The /r/homenetworking subreddit will be happy to answer and walk you through your deployment, plan, etc. in whatever level of detail. They basically spend most of their time telling people which Ubiquiti gear to get, since that's the #1 solution to most people's problems (buy good, purpose-built hardware), why to get each peice, and how to arrange it, so basically exactly the sort of thing you're asking.

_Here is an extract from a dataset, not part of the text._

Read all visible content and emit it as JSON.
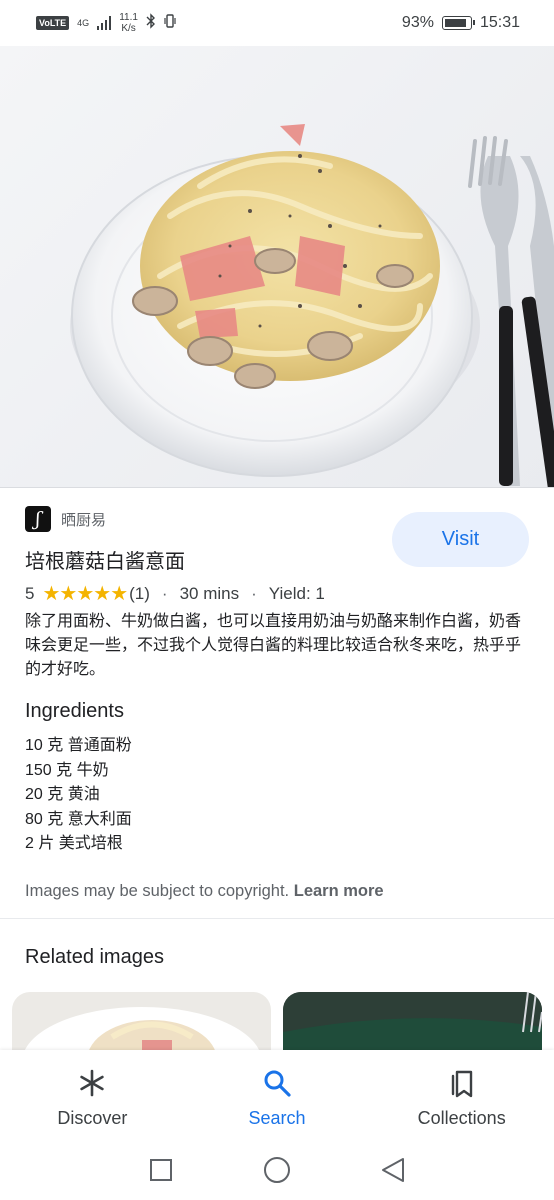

Today most, if not all, enterprise grade AP have settings for minimum RSSI values. Think of it this way - having one client on your WLAN that has a weak connection will introduce errors and retransmission impacting every client to a certain extent (it's a shared medium). In a deployment wherin you have multiple AP working together (on different channels) there's going to be overlap so you have a continuation of service. You may move around and be connected to WAP-B with an RSSI of -70 but be closer to WAP-A with an RSSI of -50. Your OS will try to hang on to that connection as long as it can by default since it's not scanning in the background for something better on a differing BSSID (the BSSID is the MAC, generally in a multi-AP environment you'll have a singular SSID and each AP has a unique BSSID).
With minimum RSSI implementations the AP will kick (deauth) clients that no longer meet the minimum RSSI level. This will force them to reconnect to and will go with the stronger BSSID being advertised with the same SSID. Still rudimentary but works rather well. I don't even notice roaming in my home anymore after tuning. It's very evident when you're on a network that has defaulted to auto and all of the channel selection and power output is up for grabs.
If you're looking at doing this with Ubiquiti they have docu and even point out the warts with simple RSSI tuning. Trolling the forums before doing a deployment is something you should do as this equipment isn't really something that will autoconfigure itself very well. I mean, it works - but clearly you can see in this thread that people who just expect it to work have bad things to say about it's effectiveness. What they don't understand is that a lot of those problems are self-inflicted.